An obstetric fistula occurs when a woman experiences prolonged and obstructed labor. The condition is preventable, but only if the woman receives skilled care in time. Once she develops fistula, it can be repaired with surgery, but the obstacle for the woman remains the same as those that led to the fistula in the first place – finding access to a trained surgeon at a hospital equipped with the right instruments and supplies. For many, the nearest option may be hundreds of miles away, and transportation options may be expensive or infrequent.
Because of this, at least 2 million women, mostly in Africa, suffer from obstetric fistula. The mere existence of this condition is a signal that existing health systems are failing to meet women’s reproductive health needs.
Yet, we cannot ignore some of the important advances we have made in the last decade to prevent and treat obstetric fistula, arguably the most devastating of childbirth injuries. While not nearly enough, the progress to date demonstrates the potential for dramatically improving health care for women – not 100 years from now, but within the next decade.
Following the lead of stalwart fistula champions, there has been growing support over the past decade from various government agencies and organizations like USAID and UNFPA to end obstetric fistula. They recognize that women who have been so repeatedly failed deserve better. Together with funding, there has been a notable increase in programming and coordination around fistula through new professional associations, international coordination networks, national working groups, and task forces. Such collaboration has increased public consciousness and media coverage, giving voice to the needs of women with fistula.
But responding to these needs involves more than closing a hole. It requires resources and surgeons with specialized skills, both of which are scarce in many of the places where fistula occurs. Some women may require more than one surgery, as many fistulas are complex, involving multiple tissues and organs. Women with fistula have often been traumatized and stigmatized and require both physical treatment and psychosocial counseling and support before the surgery, through treatment, and to the point at which they are ready to reintegrate into their communities and families.
If this sounds daunting, that’s because it is. But progress is achievable. Whether we’re individuals, hospitals, or organizations, each of us has a role to play. Our efforts are part of a broader push to successfully and sustainably improve maternal health in a comprehensive way. To do this, we must build a strengthened health system that allows us to coordinate and communicate to make sure that our efforts are complementary, not duplicative. This also means working to prevent fistula in the first place by meeting women’s need for contraception, skilled birth attendance, and emergency obstetric care.

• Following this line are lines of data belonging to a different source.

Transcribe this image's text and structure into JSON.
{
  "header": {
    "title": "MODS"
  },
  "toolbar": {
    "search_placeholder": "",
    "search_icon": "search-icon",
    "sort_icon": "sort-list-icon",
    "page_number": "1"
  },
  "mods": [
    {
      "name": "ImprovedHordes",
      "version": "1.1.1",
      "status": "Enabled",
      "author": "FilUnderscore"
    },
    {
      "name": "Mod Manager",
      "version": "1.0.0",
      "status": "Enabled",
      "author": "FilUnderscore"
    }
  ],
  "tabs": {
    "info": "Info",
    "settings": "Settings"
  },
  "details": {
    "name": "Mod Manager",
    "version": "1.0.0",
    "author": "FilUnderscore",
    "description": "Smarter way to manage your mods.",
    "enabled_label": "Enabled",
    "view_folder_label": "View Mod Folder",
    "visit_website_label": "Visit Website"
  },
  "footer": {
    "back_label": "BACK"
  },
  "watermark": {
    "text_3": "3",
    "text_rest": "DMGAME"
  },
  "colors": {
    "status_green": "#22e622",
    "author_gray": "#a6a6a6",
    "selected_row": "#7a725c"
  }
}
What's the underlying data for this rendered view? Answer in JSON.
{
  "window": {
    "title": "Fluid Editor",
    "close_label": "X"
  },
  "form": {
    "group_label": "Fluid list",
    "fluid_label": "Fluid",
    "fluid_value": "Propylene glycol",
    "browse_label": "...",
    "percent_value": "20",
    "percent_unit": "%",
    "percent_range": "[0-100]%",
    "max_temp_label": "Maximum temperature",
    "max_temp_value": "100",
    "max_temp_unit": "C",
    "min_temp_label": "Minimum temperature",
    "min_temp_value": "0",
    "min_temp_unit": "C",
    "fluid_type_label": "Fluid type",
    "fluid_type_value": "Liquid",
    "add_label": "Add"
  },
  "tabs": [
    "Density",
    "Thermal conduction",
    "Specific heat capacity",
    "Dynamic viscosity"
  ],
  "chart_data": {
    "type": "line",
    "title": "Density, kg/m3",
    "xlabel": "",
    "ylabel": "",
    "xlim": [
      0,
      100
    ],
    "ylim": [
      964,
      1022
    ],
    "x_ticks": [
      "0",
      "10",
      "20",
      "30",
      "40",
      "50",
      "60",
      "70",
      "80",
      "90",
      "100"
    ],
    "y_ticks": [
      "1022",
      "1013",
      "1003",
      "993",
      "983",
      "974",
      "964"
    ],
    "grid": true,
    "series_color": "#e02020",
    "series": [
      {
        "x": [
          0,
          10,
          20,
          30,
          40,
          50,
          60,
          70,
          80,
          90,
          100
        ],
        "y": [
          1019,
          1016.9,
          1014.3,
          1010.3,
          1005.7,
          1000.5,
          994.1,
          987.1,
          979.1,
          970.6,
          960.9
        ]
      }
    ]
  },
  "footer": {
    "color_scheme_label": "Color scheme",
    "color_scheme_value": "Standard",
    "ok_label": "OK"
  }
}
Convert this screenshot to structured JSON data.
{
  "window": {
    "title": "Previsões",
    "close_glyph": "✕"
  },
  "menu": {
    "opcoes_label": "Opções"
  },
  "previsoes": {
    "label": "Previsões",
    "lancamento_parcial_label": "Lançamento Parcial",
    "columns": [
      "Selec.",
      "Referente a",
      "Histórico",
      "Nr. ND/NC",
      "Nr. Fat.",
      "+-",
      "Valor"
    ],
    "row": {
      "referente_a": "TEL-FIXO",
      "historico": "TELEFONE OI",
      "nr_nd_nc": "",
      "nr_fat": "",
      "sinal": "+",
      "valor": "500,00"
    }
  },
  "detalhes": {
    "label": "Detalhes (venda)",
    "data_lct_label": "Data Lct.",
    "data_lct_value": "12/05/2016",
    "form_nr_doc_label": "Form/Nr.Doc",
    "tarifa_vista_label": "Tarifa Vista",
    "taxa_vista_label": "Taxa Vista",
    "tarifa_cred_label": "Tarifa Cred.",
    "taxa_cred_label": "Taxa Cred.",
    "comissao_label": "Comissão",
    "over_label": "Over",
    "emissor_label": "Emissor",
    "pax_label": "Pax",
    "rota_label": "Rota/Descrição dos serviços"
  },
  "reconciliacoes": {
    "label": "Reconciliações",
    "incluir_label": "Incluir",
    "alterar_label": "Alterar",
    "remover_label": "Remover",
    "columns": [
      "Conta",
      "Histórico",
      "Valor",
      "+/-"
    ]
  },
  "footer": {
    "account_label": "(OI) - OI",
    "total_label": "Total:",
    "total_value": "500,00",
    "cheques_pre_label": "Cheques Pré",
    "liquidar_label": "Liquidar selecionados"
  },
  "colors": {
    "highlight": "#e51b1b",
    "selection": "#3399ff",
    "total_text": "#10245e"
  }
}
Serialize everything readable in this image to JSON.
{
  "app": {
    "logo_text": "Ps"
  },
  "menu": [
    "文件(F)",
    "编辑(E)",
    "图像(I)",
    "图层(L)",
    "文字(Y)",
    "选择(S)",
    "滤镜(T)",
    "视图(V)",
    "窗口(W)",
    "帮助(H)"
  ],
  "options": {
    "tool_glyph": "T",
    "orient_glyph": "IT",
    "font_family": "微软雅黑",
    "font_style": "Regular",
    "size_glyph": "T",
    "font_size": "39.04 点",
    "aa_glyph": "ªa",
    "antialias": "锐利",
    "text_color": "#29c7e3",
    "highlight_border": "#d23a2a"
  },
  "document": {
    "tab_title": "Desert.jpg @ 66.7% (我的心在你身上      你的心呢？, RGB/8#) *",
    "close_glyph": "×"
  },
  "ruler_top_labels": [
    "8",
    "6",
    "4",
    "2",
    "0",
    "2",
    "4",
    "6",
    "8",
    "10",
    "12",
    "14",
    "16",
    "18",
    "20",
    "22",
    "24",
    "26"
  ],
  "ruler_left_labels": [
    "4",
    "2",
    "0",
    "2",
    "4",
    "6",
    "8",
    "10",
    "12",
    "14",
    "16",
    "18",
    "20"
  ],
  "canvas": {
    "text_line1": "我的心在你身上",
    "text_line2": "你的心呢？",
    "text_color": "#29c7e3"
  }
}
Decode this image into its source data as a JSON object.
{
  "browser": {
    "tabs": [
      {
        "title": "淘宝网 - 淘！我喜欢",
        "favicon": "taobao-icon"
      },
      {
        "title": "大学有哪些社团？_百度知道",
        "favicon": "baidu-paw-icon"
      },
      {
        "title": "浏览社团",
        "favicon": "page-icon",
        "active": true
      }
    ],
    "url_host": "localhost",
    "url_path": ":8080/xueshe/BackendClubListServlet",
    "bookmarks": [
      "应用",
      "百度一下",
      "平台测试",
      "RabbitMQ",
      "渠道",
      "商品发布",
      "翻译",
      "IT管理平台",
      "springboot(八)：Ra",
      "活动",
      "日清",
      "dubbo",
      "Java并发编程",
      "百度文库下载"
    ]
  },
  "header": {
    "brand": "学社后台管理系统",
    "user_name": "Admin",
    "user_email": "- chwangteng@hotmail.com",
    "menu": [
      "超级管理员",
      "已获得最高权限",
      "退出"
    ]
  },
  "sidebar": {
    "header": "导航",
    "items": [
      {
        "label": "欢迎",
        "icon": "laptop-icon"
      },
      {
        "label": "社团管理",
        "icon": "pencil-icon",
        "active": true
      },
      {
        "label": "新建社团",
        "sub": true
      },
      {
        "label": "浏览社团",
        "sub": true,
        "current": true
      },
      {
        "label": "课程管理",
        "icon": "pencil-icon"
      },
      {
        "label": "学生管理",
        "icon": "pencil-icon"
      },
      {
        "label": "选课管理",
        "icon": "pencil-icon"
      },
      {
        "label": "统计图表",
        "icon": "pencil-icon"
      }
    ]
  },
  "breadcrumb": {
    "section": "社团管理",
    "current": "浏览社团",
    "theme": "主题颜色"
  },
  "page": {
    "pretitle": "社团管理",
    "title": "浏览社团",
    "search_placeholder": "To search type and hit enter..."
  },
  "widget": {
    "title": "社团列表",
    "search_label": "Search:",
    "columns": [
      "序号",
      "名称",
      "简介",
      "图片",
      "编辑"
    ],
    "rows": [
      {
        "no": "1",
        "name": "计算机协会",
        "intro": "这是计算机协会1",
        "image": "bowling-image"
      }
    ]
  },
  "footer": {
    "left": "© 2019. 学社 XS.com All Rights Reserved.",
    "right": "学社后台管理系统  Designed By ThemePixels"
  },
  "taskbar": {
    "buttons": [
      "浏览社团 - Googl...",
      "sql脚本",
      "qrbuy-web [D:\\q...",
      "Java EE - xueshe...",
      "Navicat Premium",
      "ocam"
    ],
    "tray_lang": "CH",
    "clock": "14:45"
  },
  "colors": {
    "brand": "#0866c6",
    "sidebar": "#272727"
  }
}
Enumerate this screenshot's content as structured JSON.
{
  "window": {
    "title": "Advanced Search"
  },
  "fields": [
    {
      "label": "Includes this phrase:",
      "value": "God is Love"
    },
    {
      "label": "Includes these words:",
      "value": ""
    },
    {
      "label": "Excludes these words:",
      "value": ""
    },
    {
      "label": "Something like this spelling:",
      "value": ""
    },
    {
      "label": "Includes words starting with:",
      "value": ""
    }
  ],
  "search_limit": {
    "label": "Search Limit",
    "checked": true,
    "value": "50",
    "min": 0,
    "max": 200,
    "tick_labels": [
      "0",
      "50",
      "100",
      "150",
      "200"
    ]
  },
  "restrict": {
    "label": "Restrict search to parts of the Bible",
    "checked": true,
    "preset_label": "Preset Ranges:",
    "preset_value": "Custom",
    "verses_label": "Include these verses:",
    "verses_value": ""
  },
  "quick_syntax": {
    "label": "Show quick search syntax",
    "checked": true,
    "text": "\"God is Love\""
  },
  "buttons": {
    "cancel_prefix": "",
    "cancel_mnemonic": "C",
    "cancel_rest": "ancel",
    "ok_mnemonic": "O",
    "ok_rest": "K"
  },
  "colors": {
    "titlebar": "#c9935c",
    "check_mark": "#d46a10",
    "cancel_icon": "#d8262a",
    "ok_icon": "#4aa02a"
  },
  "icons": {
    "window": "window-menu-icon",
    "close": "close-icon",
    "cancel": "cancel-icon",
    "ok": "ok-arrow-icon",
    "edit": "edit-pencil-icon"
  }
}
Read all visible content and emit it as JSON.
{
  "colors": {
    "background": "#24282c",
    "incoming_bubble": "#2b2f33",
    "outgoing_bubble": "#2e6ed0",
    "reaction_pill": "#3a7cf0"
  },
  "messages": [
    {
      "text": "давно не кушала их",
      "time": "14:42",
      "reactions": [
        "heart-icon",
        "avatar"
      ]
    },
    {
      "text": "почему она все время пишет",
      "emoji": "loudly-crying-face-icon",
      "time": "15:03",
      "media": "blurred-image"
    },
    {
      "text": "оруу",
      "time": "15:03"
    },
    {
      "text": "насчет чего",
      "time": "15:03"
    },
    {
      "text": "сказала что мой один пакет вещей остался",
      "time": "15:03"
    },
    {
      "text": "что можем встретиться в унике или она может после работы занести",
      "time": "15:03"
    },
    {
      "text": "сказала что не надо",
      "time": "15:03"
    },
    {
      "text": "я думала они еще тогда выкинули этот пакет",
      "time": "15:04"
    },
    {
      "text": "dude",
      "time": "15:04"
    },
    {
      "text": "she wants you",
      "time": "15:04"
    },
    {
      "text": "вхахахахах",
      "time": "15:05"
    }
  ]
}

This is possible if existing health systems are properly supported through partnerships with national governments and institutions. We know that this is the most sustainable approach. Not only is it the right thing to do, but it also captures both the spirit and intent of the Obama Administration’s Global Health Initiative.
An estimated 100,000 women will develop obstetric fistula this year. We need to fuel the momentum to reverse this trend. Implementing a lasting solution requires thoughtful, knowledge-based collaboration that ultimately strengthens health systems – and transforms the lives of millions of women.